Wednesday 2 March 2011

Music Video Analysis: 99 Problems

Both Jay-Z’s third single album “99 Problems” and its corresponding music video were released in 2004. Although Jay-Z is known today as a famous rapper and a producer of Roc-A-Fella record label, he did not start off with the most fortunate setting. The music video portrays the ghetto of Brooklyn, New York in the 1990s and illustrates the struggles that Jay-Z had to go through during his career in order to reach the top of the music industry. This hip-hop music video won “three MVPA awards in 2005, MTV Video Music Awards, Video of the Year, and the Best Male Video” (Wikipedia).

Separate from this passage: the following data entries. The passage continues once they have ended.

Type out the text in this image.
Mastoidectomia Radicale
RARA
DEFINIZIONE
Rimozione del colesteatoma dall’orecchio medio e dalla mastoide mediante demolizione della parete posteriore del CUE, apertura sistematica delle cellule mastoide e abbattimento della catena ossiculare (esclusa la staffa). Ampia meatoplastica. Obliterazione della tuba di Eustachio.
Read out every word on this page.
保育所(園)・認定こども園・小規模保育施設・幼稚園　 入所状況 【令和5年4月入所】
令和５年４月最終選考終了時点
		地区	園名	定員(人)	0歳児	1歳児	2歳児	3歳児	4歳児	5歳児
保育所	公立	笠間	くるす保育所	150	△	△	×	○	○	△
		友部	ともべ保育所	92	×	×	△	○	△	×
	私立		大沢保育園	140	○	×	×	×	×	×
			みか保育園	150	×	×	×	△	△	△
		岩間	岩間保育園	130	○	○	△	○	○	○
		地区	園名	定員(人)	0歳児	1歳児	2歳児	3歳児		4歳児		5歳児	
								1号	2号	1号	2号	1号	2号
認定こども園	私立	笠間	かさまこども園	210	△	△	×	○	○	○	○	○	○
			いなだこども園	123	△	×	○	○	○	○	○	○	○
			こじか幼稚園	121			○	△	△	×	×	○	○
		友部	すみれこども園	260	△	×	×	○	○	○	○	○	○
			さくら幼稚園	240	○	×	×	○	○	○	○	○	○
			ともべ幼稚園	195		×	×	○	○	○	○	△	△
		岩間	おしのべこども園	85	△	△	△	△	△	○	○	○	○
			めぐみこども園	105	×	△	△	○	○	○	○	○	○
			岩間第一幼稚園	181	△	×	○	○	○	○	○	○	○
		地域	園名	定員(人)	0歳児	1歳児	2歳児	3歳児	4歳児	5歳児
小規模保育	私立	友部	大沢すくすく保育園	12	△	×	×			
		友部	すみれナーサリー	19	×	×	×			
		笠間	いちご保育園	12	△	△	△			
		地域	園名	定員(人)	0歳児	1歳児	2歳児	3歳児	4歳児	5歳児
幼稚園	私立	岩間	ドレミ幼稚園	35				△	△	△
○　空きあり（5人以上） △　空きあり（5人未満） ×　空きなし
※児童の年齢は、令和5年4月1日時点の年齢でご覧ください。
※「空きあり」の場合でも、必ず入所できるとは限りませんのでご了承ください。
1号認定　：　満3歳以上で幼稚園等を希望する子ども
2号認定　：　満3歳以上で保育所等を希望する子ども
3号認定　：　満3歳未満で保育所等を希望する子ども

The primary audience for this music video is African American males. The second verse of the music video shows Jay-Z getting pulled over by a Caucasian policeman for something coming out from a discriminating heart—he gets pulled over for driving fifty-five miles per hour in a fifty-four mph zone. Feeling discriminated, Jay-Z raps about what happened and shows
that this incident is just one of the many incidents of which him and his race deal with in their daily lives. Driving one mile over the speed limit is something that police would believe is not worth wasting time or effort to pull one over. However, because Jay-Z is from African decent, it is implied that Caucasians do not feel safe about African Americans driving around the streets—Caucasians may believe that African Americans are dangerous, criminals, and/or a possible threat to the community.
Another verse in the song refers to the court trial that Jay-Z faced in 1999. One day in “Kit Kat Klub”, located in Times Square of New York City, Jay-Z “was accused of stabbing record executive Lance ‘Un’ Rivera for Rivera’s bootlegging of Jay-Z’s third record ‘Life and Times of S. Carter’” (Wikipedia, Biography). This incident led Jay-Z to court for a trial. In the end, the court ruled that Jay-Z can bail out for half of a million dollars for what he had done and this illustrates his power in the music industry and is influence allowing him to be bailed.